The serotype of E. coli strains has traditionally been determined using antisera raised against the >180 different O- (somatic) and 53 H- (flagellar) antigens. However, there are many problems associated with serotyping, including: it is labor-intensive and time consuming; cross reactivity of the antisera with different serogroups occurs; antisera are available only in specialized laboratories; and many strains are non-typeable. Molecular serotyping targeting O-group-specific genes within the E. coli O-antigen gene clusters and genes that are involved in encoding for the different flagellar types offers an improved approach for determining the E. coli O- and H-groups. Furthermore, molecular serotyping can be coupled with determination of specific sets of virulence genes carried by the strain offering the possibility of determine O-group, pathotype, and the pathogenic potential simultaneously. Sequencing of the O-antigen gene clusters of all of the known O-groups of E. coli is now complete, and the sequences have been deposited in the GenBank database. The sequence information has revealed that some E. coli serogroups have identical sequences while others have point mutations or insertion sequences and type as different serogroups in serological reactions.
There are also a number of other ambiguities in serotyping that need to be resolved. Therefore, there is an essential need to resolve these issues and to revise the E. coli serotype nomenclature based on these findings. There are emerging technologies that can potentially be applied for molecular serotyping and detection and characterization of E. coli. Through a Frontiers Research Topic, it is anticipated that a wide audience will be embraced in this discussion with articles presented by prominent E. coli experts from throughout the world and industry groups with novel promising technologies for molecular serotyping and pathotyping.

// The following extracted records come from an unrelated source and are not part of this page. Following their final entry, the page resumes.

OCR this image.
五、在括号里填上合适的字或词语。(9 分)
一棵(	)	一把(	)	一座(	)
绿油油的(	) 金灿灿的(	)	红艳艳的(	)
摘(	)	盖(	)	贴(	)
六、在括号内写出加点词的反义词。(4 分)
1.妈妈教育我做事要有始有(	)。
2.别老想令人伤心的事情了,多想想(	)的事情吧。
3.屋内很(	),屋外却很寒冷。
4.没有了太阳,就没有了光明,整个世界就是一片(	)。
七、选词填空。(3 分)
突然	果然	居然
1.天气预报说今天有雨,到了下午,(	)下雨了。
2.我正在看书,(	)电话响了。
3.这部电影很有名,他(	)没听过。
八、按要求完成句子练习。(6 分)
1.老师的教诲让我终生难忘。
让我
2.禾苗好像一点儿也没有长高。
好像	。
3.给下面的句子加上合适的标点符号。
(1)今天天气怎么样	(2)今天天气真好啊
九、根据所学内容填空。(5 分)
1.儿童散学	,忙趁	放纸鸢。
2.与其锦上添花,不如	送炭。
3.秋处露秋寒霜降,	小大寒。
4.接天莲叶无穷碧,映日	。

On a related topic, the genome sequence of thousands of E. coli strains have been deposited in GenBank, and this information is revealing unique markers such as CRISPR (clustered regularly interspaced short palindromic repeats) and virulence gene markers that could be used to identify E. coli pathotypes. Whole genome sequencing now provides the opportunity to study the role of horizontal gene transfer in the evolution and emergence of pathogenic E. coli strains. Whole genome sequencing approaches are being investigated for genotyping and outbreak investigation for regulatory and public health needs; however, there is a need for establishing bioinformatics pipelines able to handle large amounts of data as we move toward the use of genetic approaches for non-culture-based detection and characterization of E. coli and for outbreak investigations.